To avoid the two |addi| instructions being squashed back together in the
post-reload combine, we remove the |adddi3_const_sum_of_two_s12| pattern.
We are seeing about 100 billion dynamic instructions saved which is about 5%
on cactuBSSN and a 2% improvement in performance on the BPI.
PR target/120811
gcc/
* config/riscv/riscv.cc (synthesize_add): Exchange constant terms when
generating addi pairs.
(synthesize_addsi): Similarly.
* config/riscv/riscv.md (addptr<mode>3): New define_expand.
(*add<mode>3_const_sum_of_two_s12): Remove pattern.
gcc/testsuite/
* gcc.target/riscv/add-synthesis-1.c: Adjust const to fit in range.

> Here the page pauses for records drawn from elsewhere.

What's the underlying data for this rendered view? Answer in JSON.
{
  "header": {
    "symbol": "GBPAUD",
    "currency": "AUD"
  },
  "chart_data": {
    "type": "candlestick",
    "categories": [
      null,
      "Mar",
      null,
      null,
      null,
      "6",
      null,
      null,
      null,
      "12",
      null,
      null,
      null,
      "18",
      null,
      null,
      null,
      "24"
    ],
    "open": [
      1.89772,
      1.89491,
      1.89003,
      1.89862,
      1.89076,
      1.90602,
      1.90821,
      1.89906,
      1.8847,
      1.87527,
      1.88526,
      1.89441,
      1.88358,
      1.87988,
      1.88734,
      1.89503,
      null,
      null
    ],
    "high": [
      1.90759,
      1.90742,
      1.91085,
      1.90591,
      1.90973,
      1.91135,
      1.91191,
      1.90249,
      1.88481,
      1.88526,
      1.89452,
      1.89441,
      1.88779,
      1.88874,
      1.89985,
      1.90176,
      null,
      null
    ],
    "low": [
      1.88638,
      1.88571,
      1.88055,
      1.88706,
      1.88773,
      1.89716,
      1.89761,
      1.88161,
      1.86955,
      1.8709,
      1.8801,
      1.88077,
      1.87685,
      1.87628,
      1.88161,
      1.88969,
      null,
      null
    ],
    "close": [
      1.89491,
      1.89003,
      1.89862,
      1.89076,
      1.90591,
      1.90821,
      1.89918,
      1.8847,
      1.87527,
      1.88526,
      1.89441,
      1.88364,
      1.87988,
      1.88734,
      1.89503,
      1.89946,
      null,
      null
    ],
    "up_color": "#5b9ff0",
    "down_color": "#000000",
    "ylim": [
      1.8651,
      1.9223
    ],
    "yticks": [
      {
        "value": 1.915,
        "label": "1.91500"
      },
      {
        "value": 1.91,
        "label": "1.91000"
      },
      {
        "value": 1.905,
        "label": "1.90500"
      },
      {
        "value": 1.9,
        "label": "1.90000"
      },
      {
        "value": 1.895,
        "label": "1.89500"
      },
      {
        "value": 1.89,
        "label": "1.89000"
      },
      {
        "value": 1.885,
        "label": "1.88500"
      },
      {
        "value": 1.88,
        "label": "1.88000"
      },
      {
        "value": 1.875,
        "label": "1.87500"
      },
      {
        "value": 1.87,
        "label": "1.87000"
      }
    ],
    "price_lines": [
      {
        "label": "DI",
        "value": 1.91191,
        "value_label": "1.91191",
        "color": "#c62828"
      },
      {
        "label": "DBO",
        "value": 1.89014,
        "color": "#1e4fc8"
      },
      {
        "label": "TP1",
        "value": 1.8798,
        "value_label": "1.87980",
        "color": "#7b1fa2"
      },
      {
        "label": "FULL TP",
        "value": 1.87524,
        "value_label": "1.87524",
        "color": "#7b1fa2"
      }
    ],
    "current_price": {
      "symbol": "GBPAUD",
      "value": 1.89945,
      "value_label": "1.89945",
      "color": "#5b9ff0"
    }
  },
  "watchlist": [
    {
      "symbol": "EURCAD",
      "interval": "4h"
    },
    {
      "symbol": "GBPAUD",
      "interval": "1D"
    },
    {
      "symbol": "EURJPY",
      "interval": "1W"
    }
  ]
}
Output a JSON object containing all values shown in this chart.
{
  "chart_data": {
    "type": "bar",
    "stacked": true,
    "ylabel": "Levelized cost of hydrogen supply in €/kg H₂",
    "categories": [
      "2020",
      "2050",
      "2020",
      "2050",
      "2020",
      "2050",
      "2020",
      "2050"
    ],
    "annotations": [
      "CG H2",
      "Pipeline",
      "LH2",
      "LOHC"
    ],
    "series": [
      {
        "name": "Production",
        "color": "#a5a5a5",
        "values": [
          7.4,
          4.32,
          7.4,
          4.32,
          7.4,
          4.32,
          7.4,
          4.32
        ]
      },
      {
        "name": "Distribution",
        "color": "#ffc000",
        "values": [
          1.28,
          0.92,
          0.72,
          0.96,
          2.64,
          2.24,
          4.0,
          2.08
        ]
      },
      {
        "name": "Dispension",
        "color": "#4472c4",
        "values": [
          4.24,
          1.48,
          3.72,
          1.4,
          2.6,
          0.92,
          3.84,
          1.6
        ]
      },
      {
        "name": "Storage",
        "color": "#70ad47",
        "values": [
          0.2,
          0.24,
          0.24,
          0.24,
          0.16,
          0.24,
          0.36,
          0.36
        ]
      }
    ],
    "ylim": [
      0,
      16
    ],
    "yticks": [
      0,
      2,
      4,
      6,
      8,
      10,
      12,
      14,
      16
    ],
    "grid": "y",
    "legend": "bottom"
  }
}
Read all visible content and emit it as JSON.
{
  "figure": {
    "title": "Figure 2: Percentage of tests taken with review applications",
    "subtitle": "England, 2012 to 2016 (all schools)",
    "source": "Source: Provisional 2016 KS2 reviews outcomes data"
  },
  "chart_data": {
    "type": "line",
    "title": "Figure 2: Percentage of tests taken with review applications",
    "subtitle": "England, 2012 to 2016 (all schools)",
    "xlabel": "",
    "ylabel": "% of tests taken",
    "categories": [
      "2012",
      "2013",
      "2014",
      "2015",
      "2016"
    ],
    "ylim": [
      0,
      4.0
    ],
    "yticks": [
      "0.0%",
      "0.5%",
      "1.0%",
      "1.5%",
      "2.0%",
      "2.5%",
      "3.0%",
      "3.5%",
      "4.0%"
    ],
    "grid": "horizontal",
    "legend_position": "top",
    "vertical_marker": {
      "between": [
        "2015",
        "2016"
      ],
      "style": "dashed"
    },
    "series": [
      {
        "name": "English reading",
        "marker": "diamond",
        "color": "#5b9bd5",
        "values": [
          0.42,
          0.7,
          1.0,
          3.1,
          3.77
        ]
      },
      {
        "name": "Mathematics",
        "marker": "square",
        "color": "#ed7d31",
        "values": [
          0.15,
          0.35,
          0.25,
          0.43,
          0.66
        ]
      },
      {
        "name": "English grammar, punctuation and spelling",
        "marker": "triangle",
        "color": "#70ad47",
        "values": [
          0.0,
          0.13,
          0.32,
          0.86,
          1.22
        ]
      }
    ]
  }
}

* gcc.target/riscv/pr120811.c: Add new test case.
* gcc.target/riscv/sum-of-two-s12-const-1.c: Adjust const to fit in
range.
I've added a comment per Vineet's suggestion and ixed the pr120811
testcase which was inadvertently added a little while back to match what
you posted and pushed this to the trunk!
Thanks again. 100b instructions saved!
Jeff